In contrast, other societies express different beliefs about the role of journalism. In Agents of Power, J. Herbert Altschull describes a Marxist ideal of journalism as propaganda, a Leninist view of journalism as a tool for activism and organization, and an “advancing world” perspective as journalism as facilitating cooperation. Regardless of belief system, Altschull argues that, in fact, all mainstream journalists more or less explicitly act as agents of power, supporting the status quo.

Governments and militants all understand information as a weapon of war. U.S. military attacks on al Jazeera, U.S. military “information” campaigns, Iranian regime attacks on the BBC, and other attempts to control information all reflect this understanding.

So, can we understand Chinese censorship of Tienanmen Square protests, Tibet separatist advocacy, and other topics of dissent in this light? Can we similarly understand the Iranians’ restrictions on western news media? The Iranian regime is attempting to blame its internal dissent on external forces.
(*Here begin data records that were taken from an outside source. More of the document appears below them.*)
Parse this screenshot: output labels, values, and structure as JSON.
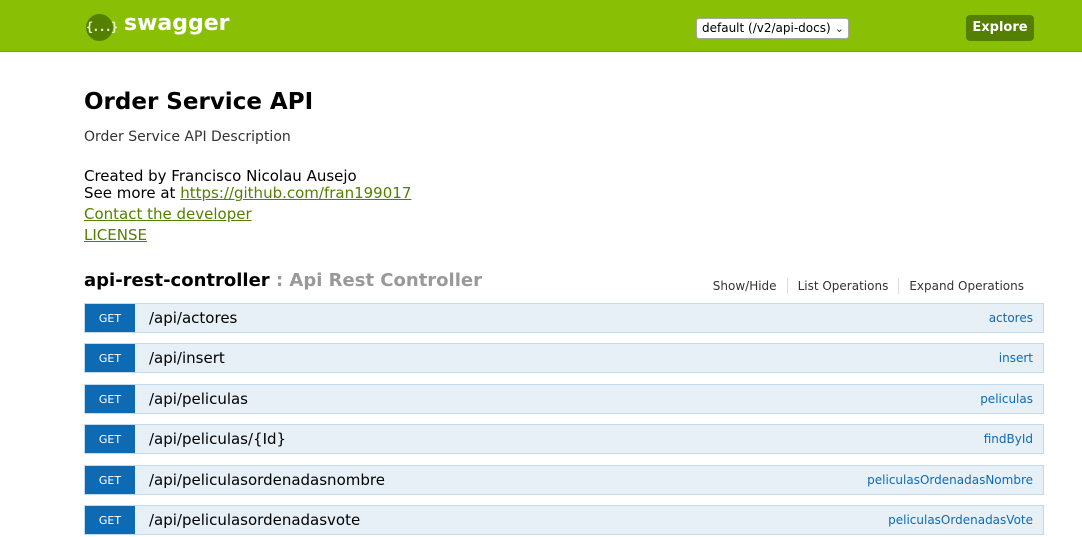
{
  "header": {
    "logo_icon": "{...}",
    "logo_text": "swagger",
    "spec_select": {
      "selected": "default (/v2/api-docs)"
    },
    "explore_label": "Explore",
    "colors": {
      "bar": "#89bf04",
      "dark": "#547f00"
    }
  },
  "info": {
    "title": "Order Service API",
    "description": "Order Service API Description",
    "created_by": "Created by Francisco Nicolau Ausejo",
    "see_more_prefix": "See more at ",
    "see_more_link": "https://github.com/fran199017",
    "contact_label": "Contact the developer",
    "license_label": "LICENSE"
  },
  "resource": {
    "name": "api-rest-controller",
    "separator_desc": " : Api Rest Controller",
    "actions": [
      "Show/Hide",
      "List Operations",
      "Expand Operations"
    ]
  },
  "operations": [
    {
      "method": "GET",
      "path": "/api/actores",
      "nickname": "actores"
    },
    {
      "method": "GET",
      "path": "/api/insert",
      "nickname": "insert"
    },
    {
      "method": "GET",
      "path": "/api/peliculas",
      "nickname": "peliculas"
    },
    {
      "method": "GET",
      "path": "/api/peliculas/{Id}",
      "nickname": "findById"
    },
    {
      "method": "GET",
      "path": "/api/peliculasordenadasnombre",
      "nickname": "peliculasOrdenadasNombre"
    },
    {
      "method": "GET",
      "path": "/api/peliculasordenadasvote",
      "nickname": "peliculasOrdenadasVote"
    }
  ],
  "colors": {
    "get_method": "#0f6ab4",
    "get_row_bg": "#e7f0f7",
    "link": "#547f00"
  }
}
The Green movement in Iran is probably too widespread–and in fact too ideologically diverse–for this to be credible. But when Westerners align themselves with dissenters in any country, there is a case to be made that they are being hypocrites and that they enable regimes to blame their problems on countries that have historically sought hegemony over vast parts of the world.

Advocates of a “free flow of information” should understand that this has all too often been a one-way flow. I spend many hours per day trying to bypass this, getting news reports from western, institutional, non-western, and non-institutional sources (the facts that I’m limited to English and that I have not traveled outside the United States are handicaps). But Google, who has recently threatened to withdraw from the Chinese web search market unless allowed to provide uncensored results; Hillary Clinton, whose recent speech supported Google’s position; and western human rights activists would all do well to understand that communication is not a one way street.